Analysts broadly agree that EV sales will strengthen if the Tesla robotaxi scales up successfully and unsupervised FSD launches in 2026. Tesla announced on Jan. 2 it delivered 418,227 electric vehicles in the fourth quarter, down 15.6% from 495,570 in Q4 2024.

On the Q3 earnings call, Tesla Chief Financial Officer Vaibhav Taneja said that the paying “FSD customer base is still small, around 12% of our current fleet.”

Affordability is an issue. Currently, FSD Supervised costs $99 per month.

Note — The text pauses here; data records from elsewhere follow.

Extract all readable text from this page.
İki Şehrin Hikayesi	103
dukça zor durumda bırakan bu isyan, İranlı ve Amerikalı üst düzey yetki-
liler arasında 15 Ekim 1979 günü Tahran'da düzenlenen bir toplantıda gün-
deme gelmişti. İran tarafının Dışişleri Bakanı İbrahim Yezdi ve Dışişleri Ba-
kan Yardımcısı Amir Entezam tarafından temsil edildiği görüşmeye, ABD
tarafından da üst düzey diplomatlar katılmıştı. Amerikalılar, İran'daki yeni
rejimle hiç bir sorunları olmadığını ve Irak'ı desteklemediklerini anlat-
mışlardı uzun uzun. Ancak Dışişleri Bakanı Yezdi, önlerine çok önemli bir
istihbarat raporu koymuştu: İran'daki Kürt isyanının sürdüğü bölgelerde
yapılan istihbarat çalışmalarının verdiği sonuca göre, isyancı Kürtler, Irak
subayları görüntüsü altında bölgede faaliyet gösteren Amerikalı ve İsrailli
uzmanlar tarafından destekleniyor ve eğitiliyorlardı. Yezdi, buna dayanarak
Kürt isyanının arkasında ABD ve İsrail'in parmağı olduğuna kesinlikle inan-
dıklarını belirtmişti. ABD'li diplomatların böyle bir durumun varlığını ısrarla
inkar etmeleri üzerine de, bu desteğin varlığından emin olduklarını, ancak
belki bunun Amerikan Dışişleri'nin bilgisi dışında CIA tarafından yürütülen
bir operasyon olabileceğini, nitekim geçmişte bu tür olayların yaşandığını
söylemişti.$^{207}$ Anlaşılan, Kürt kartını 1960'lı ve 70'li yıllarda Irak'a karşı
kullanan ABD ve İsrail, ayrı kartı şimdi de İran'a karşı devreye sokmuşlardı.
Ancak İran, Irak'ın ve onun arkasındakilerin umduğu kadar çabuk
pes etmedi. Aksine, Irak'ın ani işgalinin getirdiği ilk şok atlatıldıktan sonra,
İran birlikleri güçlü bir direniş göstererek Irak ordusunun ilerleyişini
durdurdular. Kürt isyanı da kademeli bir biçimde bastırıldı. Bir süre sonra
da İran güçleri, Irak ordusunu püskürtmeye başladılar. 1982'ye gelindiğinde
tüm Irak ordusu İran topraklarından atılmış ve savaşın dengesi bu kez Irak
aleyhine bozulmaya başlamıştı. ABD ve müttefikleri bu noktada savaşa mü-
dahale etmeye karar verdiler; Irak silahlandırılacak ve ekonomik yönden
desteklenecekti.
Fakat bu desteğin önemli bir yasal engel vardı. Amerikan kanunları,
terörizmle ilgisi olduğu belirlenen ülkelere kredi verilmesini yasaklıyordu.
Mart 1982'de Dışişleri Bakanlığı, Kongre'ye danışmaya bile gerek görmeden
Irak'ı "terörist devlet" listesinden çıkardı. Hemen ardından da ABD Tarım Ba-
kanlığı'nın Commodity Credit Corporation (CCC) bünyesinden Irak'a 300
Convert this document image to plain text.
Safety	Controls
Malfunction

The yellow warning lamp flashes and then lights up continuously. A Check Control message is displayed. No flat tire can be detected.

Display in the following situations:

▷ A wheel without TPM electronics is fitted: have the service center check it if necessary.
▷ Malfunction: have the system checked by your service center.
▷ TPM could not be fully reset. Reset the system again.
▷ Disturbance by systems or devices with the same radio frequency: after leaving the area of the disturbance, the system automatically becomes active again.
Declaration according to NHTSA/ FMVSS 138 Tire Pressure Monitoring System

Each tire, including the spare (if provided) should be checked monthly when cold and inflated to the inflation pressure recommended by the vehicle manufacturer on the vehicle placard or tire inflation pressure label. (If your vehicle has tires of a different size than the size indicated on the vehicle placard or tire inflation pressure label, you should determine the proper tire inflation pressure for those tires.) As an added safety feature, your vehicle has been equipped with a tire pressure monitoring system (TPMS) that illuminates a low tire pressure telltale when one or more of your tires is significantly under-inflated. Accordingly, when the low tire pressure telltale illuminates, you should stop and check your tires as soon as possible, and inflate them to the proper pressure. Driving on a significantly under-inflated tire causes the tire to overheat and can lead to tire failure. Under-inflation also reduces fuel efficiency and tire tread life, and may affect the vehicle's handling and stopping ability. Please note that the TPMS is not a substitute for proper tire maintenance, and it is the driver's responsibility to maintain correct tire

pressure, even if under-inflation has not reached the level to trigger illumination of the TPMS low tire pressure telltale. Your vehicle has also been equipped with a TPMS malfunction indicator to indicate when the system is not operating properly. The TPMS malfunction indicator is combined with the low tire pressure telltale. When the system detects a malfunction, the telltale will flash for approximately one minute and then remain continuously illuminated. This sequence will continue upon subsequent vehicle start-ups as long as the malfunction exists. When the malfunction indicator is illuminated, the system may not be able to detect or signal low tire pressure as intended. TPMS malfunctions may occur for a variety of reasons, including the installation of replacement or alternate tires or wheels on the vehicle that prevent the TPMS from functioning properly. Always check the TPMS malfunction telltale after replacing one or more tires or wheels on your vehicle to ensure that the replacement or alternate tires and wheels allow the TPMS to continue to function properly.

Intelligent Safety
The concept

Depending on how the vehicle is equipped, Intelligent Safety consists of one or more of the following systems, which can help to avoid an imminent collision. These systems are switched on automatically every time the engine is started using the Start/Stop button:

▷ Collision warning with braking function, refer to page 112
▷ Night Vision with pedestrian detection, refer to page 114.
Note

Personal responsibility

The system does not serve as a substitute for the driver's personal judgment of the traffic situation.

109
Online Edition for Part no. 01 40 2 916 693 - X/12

It also can be bought outright for $8,000 until after Feb. 14, down from a peak of $15,000.

Taneja argued on the Q3 call that as “people experience supervised FSD at scale,” the demand for Tesla vehicles “will increase significantly.”

While the latest FSD v14 appears to be a big improvement, Full-Self Driving, despite its name, remains a Level 2 driver-assist system. That means drivers are still legally required to pay attention and be ready to take over at any time.

 

Tesla Stock Performance

TSLA stock fell about 1.5% to 440.80 at Wednesday’s stock market open, adding to a 0.4% decline on Tuesday.

 

Tesla stock on Wednesday is test its 50-day moving average after trading between the 21-day exponential moving average and 50-day line on Tuesday.

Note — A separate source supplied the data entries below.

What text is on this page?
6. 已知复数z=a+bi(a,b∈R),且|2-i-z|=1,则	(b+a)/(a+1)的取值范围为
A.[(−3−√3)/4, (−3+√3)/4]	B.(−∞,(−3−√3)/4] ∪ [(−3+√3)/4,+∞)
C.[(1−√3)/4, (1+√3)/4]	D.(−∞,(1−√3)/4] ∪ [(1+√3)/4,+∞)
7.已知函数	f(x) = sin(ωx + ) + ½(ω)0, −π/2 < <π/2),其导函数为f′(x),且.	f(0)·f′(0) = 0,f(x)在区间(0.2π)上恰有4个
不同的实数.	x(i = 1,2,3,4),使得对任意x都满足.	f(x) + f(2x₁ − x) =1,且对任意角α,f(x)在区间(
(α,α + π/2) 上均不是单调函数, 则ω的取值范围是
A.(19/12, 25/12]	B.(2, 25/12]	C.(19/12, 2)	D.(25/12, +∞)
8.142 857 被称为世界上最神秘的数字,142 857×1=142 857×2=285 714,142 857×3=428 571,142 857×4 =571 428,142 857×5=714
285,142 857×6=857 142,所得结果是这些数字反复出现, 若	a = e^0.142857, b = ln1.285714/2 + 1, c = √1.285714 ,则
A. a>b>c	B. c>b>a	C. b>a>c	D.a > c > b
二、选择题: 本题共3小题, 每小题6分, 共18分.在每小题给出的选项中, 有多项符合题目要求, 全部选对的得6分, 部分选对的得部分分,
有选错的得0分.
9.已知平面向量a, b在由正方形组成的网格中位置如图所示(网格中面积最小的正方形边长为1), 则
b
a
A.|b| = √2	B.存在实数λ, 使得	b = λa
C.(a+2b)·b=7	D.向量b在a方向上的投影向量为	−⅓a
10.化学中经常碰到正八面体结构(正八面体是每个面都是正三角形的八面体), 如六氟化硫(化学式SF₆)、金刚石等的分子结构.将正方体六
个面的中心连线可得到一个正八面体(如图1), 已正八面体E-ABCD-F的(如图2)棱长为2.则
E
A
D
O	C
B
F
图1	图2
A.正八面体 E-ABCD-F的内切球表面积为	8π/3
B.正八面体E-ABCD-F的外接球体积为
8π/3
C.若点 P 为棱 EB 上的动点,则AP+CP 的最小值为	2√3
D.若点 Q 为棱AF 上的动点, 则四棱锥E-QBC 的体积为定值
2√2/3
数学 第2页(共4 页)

Wolfe Research analysts recently wrote that Tesla faces a difficult fundamental setup in 2026, but TSLA could still perform despite lower near-term estimates if execution improves. The firm believes 2026 is pivotal for Tesla to demonstrate meaningful progress in unsupervised FSD and its robotaxi service. This includes removing safety drivers and market expansion, according to Wolfe Research.

 

Tesla stock hit a record 498.83 on Dec. 22 but has now declined more than 10% since then and is 5.6% below a traditional 474.07 buy point from a cup base, according to MarketSurge. 

TSLA shares lagged the broader stock market for a good part of 2025, but rallied strongly to end the year up slightly more than 11%.

Tesla stock has a 69 Composite Rating out of a best-possible 99. The stock also has an 84 Relative Strength Rating and a 44 EPS Rating.